Mackenzie St. Onge ’17, an assistant coach for women’s rugby, was originally recruited to play ice hockey at Dartmouth. Following her senior season, she decided to take advantage of the opportunity to learn about rugby and explore a new sport. She was able to play with the team all season and fell in love with the sport and the welcoming environment of the team.
“I just really wanted to come back and take advantage of training at such a high level,” St. Onge said. “I was also a psych[ology] major and have always been interested in character development through sports.”
This experience has given her glimpse into the work required to coach a team of that size. Although coaching has always been something that interests her, for now she’s more interested in training for rugby and pursuing that in the future.
Tim Wunderlich ’09 has been coaching in one way or another since he graduated. Wunderlich joined the Big Green track staff in the fall of 2014 and has been working with Dartmouth’s jumpers and multi-event athletes ever since. During his tenure at Dartmouth, he has produced eight Ivy League Champions and three All-Americans.
Wunderlich began competing in track and field as a freshman in high school and considers Dartmouth the place that gave him the opportunity to more fully develop. As a coach, he now trains 15 to 20 students per year and travels to meets with the team. He also works closely with men’s head coach Barry Harwick ’77 and women’s head coach Sandy Ford-Centonze, who were also his former coaches during his time as an athlete.

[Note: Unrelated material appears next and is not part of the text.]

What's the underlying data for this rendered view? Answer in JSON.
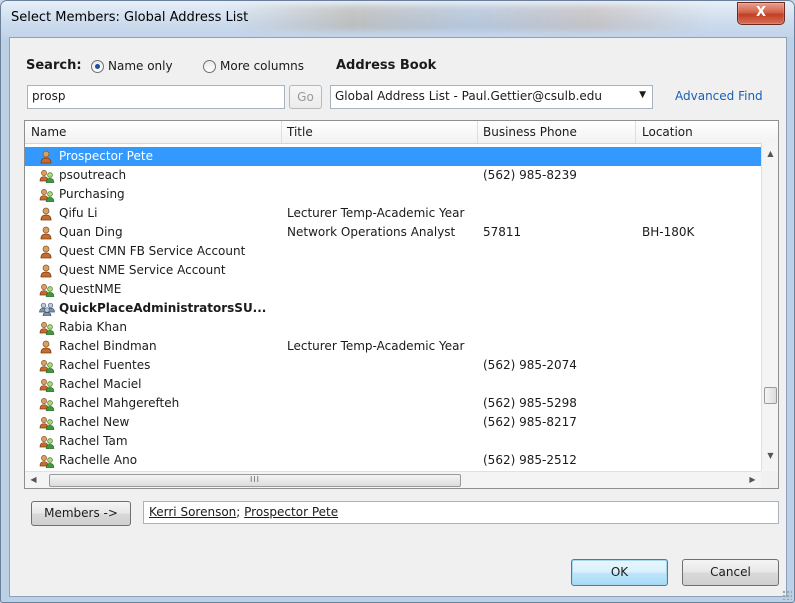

“[They] were actually the ones that hired me back,” Wunderlich said. “It’s a little surreal because you were an athlete and kind of looking up to them and now you’re a coach and a colleague of theirs and more of an equal.”
Now, Wunderlich has administrative responsibilities and coaches his athletes with considerable autonomy. As time passes, according to Wunderlich, he feels more like a peer with his former coaches.
There’s a tradition on the track and field team: If you win an Ivy League title, you get your picture taken and put on the wall. When Wunderlich was a Big Green athlete, the pictures hung on the wall in the weight room the team uses in Floren Varsity House.
“It means something to be on the wall and it gives everyone something to work for,” Wunderlich said. “You get a title. You’re immortalized on the wall.”
The pictures were taken down after the previous jumps coach retired, but Wunderlich made it his personal project to bring them back. They now hang in chronological order in the coaches’ office in Floren. Wunderlich’s photo can be seen just before the end of the line.
“My hours are long, but my job is a labor of love,” Wunderlich said. “Being able to share my passion with the younger generation of Dartmouth track and field athletes makes it all worth it.”